La situation des Israéliens est beaucoup plus délicate car ils ont un besoin absolu du soutien des USA et des $3 milliards qui leur sont versés chaque année par les USA. Mais là encore ils payent. Ils payent, comme on l’a vu, par l’intermédiaire de leur lobby l’AIPAC ; crûment ils achètent les parlementaires US en finançant une partie de leurs campagnes électorales (24 % des frais de campagne pour les parlementaires démocrates. Rassurez-vous les républicains eux aussi ont droit à des subsides).

Cette façon de faire, cette corruption généralisée entreprise par les Arabes et les Israéliens (même si ce ne sont pas les seuls à la pratiquer, loin de là, puisque c’est la manière de fonctionner du système entier, légalisé par la loi), même si elle n’est pas nouvelle, se double désormais d’un mépris et d’un cynisme où seul l'intérêt national prime sans prendre aucun compte de l’intérêt des USA. C’est d’ailleurs à mettre en parallèle avec la manière dont se font les lois à l'intérieur même du pays où celui qui a le plus d’influence sur les parlementaires est celui qui paye le plus ; en conséquence on y retrouve une multitude d'intérêts particuliers qui s’entrechoquent dans une bataille sans fin pour les prébendes, tandis que l'intérêt général est une vague notion dont on comprend de moins en moins la signification.

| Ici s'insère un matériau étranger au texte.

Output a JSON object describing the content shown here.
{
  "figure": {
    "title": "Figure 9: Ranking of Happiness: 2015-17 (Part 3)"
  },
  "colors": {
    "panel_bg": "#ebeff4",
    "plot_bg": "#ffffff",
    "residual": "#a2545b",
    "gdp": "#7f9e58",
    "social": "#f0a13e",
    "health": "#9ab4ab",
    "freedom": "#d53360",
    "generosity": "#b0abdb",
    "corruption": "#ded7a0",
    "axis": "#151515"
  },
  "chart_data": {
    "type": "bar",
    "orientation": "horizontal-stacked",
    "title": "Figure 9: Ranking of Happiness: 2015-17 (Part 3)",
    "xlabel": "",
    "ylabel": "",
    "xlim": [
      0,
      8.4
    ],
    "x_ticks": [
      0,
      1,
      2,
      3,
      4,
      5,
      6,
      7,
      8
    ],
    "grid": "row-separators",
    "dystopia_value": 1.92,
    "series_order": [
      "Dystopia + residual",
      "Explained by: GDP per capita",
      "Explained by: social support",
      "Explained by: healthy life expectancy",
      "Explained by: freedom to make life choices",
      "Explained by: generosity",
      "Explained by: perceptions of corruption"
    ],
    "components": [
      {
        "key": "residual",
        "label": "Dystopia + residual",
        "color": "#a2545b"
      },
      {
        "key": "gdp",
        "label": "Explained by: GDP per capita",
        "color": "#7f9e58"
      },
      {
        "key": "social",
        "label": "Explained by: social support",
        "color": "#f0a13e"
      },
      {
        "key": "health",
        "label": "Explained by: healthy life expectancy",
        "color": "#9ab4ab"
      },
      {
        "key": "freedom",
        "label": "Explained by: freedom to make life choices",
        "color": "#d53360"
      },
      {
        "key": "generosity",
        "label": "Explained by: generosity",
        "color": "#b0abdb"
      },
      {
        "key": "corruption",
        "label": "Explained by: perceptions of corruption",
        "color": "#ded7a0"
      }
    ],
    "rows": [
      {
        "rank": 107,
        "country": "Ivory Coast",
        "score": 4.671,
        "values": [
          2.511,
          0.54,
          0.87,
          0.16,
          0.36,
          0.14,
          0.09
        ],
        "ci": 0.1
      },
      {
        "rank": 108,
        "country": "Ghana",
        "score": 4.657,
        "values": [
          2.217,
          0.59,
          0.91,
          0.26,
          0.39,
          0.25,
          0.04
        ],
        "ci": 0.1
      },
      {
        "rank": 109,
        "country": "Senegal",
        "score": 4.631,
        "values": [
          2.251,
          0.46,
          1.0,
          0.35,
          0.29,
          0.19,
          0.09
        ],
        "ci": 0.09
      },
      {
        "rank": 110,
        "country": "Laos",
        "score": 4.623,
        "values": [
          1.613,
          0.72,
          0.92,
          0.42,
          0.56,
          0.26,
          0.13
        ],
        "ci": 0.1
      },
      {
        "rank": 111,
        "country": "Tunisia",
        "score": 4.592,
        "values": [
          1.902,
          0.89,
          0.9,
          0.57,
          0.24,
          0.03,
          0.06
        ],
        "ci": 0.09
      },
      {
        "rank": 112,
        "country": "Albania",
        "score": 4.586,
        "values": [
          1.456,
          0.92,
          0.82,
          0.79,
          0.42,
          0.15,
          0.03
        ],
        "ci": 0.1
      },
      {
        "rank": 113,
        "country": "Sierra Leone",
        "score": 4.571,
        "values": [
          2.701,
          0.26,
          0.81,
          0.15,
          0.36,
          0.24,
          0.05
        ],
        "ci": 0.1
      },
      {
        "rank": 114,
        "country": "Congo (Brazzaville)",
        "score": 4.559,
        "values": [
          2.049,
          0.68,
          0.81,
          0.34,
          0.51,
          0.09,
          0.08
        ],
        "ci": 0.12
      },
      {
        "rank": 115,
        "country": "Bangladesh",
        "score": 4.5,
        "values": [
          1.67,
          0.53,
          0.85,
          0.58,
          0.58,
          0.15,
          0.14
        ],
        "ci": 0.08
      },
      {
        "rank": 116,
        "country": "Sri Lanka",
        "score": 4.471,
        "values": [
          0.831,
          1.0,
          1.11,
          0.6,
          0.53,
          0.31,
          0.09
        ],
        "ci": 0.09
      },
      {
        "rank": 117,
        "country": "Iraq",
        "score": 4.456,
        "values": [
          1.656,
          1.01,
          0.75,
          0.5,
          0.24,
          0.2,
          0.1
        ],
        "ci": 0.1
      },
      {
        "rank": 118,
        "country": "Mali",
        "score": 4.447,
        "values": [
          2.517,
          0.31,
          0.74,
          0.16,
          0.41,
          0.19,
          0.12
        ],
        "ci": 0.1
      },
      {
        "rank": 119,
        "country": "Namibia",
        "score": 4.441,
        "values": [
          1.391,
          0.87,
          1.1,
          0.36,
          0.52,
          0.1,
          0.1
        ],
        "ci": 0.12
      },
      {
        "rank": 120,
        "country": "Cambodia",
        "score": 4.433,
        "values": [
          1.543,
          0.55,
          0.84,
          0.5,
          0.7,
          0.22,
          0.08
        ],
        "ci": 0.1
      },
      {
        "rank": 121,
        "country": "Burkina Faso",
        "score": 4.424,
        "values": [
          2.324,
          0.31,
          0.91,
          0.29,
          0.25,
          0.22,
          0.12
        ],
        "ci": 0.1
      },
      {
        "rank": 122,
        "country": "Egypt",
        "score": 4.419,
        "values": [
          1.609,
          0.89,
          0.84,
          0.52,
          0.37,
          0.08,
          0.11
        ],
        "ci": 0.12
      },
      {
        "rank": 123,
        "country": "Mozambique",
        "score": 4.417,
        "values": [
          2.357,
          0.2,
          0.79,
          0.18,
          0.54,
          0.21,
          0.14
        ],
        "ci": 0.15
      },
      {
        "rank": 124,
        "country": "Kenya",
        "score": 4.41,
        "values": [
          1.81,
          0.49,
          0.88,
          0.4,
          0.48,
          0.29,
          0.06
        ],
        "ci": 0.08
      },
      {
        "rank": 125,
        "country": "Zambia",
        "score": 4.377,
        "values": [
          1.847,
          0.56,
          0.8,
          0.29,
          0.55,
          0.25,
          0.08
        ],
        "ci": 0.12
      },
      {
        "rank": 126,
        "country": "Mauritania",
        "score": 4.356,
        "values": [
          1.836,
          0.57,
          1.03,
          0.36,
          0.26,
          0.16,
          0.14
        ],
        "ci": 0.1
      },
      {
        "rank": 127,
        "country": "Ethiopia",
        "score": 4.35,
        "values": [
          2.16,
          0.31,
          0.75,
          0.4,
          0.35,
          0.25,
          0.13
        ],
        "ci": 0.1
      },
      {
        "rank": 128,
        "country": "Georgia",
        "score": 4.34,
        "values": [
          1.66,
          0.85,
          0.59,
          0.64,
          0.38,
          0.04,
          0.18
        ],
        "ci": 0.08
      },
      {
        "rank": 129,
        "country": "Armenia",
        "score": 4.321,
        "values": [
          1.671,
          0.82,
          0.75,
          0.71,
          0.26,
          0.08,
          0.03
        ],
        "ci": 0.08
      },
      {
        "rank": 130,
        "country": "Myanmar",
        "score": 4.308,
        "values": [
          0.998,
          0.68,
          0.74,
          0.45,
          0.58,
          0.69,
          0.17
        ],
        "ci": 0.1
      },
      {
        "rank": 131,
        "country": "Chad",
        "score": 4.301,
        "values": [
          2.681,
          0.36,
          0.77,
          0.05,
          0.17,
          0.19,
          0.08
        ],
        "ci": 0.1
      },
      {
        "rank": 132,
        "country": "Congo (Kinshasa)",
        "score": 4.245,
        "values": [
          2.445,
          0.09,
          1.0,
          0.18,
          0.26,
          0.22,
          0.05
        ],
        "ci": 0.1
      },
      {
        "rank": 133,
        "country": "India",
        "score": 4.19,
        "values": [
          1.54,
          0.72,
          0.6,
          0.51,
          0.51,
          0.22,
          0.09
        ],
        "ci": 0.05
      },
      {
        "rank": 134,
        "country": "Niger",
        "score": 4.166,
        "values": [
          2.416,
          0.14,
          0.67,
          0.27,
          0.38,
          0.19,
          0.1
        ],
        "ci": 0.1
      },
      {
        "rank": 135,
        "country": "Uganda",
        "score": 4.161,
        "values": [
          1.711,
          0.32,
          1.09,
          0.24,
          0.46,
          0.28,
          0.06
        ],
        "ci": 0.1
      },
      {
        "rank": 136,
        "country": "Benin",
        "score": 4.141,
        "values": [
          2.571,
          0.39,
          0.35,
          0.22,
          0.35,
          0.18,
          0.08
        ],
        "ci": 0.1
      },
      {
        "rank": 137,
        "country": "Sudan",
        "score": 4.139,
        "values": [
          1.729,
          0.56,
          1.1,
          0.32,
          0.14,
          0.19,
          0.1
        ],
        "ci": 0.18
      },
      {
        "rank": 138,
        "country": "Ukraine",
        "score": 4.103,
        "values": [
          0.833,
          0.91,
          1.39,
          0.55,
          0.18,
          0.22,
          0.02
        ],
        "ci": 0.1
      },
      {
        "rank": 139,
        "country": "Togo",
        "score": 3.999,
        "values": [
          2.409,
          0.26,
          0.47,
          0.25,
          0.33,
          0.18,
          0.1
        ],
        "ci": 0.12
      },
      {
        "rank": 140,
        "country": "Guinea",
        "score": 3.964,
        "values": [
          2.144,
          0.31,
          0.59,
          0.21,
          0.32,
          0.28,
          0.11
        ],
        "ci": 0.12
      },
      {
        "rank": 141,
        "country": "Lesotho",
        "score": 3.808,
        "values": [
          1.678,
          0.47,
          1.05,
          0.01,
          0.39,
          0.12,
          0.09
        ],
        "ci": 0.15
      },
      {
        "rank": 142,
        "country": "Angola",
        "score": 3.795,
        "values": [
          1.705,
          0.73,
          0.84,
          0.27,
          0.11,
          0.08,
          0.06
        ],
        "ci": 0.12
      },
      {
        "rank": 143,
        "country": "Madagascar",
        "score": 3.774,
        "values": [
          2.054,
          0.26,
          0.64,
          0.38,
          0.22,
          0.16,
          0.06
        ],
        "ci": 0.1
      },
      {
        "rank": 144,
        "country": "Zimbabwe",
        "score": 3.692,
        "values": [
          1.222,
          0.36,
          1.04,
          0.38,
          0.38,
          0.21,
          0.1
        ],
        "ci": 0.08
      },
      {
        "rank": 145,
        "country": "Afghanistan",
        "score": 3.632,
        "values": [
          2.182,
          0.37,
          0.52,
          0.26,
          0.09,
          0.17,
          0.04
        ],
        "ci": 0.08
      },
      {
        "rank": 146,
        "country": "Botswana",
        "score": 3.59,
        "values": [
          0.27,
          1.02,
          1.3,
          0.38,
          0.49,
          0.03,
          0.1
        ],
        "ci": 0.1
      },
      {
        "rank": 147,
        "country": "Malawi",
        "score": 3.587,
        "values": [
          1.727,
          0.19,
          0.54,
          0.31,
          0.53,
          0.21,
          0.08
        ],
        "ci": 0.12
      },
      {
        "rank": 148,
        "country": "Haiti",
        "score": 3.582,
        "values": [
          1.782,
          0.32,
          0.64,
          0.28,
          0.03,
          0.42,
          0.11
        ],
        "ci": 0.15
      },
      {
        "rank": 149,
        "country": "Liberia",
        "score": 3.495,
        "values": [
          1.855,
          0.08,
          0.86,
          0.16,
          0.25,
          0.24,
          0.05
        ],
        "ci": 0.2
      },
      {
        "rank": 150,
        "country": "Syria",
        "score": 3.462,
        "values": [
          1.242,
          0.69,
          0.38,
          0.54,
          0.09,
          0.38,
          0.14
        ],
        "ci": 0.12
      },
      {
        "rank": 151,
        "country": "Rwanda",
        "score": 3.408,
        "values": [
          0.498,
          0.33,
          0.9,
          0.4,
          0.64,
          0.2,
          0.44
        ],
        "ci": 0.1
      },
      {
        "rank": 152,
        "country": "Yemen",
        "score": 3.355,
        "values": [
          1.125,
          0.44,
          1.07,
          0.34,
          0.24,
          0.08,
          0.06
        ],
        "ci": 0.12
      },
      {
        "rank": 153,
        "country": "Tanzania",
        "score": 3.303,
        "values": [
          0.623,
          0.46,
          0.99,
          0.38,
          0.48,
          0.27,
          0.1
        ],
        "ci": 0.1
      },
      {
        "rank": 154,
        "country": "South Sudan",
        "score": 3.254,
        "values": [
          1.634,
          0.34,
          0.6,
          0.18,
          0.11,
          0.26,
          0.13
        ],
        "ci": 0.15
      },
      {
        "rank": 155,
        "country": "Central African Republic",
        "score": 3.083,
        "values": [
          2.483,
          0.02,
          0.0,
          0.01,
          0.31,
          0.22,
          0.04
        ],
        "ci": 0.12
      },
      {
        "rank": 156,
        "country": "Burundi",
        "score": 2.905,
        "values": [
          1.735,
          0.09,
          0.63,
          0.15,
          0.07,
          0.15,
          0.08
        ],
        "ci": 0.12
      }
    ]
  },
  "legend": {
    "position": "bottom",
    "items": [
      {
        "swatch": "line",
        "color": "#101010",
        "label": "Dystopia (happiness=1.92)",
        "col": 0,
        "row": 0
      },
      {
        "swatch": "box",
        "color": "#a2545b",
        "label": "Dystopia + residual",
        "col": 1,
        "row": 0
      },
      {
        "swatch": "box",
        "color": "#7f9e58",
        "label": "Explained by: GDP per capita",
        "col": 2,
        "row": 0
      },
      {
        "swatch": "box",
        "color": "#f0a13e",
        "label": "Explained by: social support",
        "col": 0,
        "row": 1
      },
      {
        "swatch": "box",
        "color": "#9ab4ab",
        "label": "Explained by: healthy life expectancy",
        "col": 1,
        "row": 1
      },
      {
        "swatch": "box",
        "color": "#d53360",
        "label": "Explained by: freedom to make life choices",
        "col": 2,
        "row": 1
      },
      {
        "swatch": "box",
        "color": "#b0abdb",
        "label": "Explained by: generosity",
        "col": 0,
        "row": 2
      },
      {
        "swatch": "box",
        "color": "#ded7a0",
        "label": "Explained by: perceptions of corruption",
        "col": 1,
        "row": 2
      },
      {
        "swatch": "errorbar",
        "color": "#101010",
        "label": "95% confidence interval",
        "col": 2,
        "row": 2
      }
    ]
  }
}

Et maintenant que se passe t’il ?

Les conséquences immédiates de cette érosion de l’influence US au Moyen-Orient sont relativement aisées à percevoir. En revanche nous ne pourrions pas nous hasarder à prévoir l’issue future des bouleversements que cela impliquera. Nous n’en savons rien car cela relève plus du tour de carte que d’autre chose.
On peut néanmoins observer plusieurs tendances « lourdes » qui se sont mis en place, où qui se mettent en place, comme on voudra.

- Le printemps arabe n’est pas terminé.

La première, bien entendu, est cette série de révoltes populaires qui ont déjà eu lieu au Moyen-Orient et que l’on a baptisé le « Printemps arabe ». Comme on sait ces révoltes se déclenchèrent pour des raisons économiques, c’est-à-dire à cause de l’inflation des prix des matières premières et de l’énergie déclenchée par la politique suicidaire de la FED (voir post du 2.02.2011 « Nous sommes tous des Egyptiens, ce n’est qu’une question de temps »). Bien sûr les questions politiques propres à chaque pays se sont ajoutées aux causes directes du déclenchement des révoltes (à l’exception de la Libye où les causes de la révolte ne sont pas dues à des raisons économiques). Cela dit, malgré les changements de régime, où plutôt malgré le départ des chefs d’Etat concernés (Moubarak, Ben Ali pour le moment), les problèmes qui ont jetés les populations dans la rue non seulement ne sont pas résolus, loin de là, mais ils ont encore empiré depuis lors. Il est donc à craindre de voir reprendre l’agitation qui pourrait très bien déboucher sur l’anarchie où la répression féroce, pour éviter le chaos précisément.

- L’Arabie-Saoudite mène la contre-révolution.

La seconde tendance, déclenchée par la première, est la contre-révolution prise en main et prise en charge financièrement et militairement par l’Arabie Saoudite. Cette contre-offensive s’est faite à partir d’une stratégie qui se développe tous azimuts mais qui est basée essentiellement sur deux points :

1) l’impossibilité de compter sur les USA en cas de problème.
2) la peur panique de l’Iran.

a) Chronologiquement il fallut d’abord parer au plus pressé, c’est-à-dire enrayer coûte que coûte la contagion de la révolte déclenchée en Egypte ; en Arabie Saoudite elle-même (voir l’octroi par le Roi de toute sorte d’avantages financiers à la population), puis dans les pays du GCC, en tout premier lieu à Barhein. Enfin, la question très délicate du Yemen, pendante depuis des années ; Yemen où les Saoudiens tentent actuellement de négocier le départ de Saleh au profit d’un chef de tribu qui leur serait acquis tout en continuant à combattre vigoureusement par les armes ceux qu’ils voient comme des suppôts d’Al Quaeda (vision qui n’est pas fausse et qui est à l’origine de la mort de Ben Laden), et de l’Iran en sous-main.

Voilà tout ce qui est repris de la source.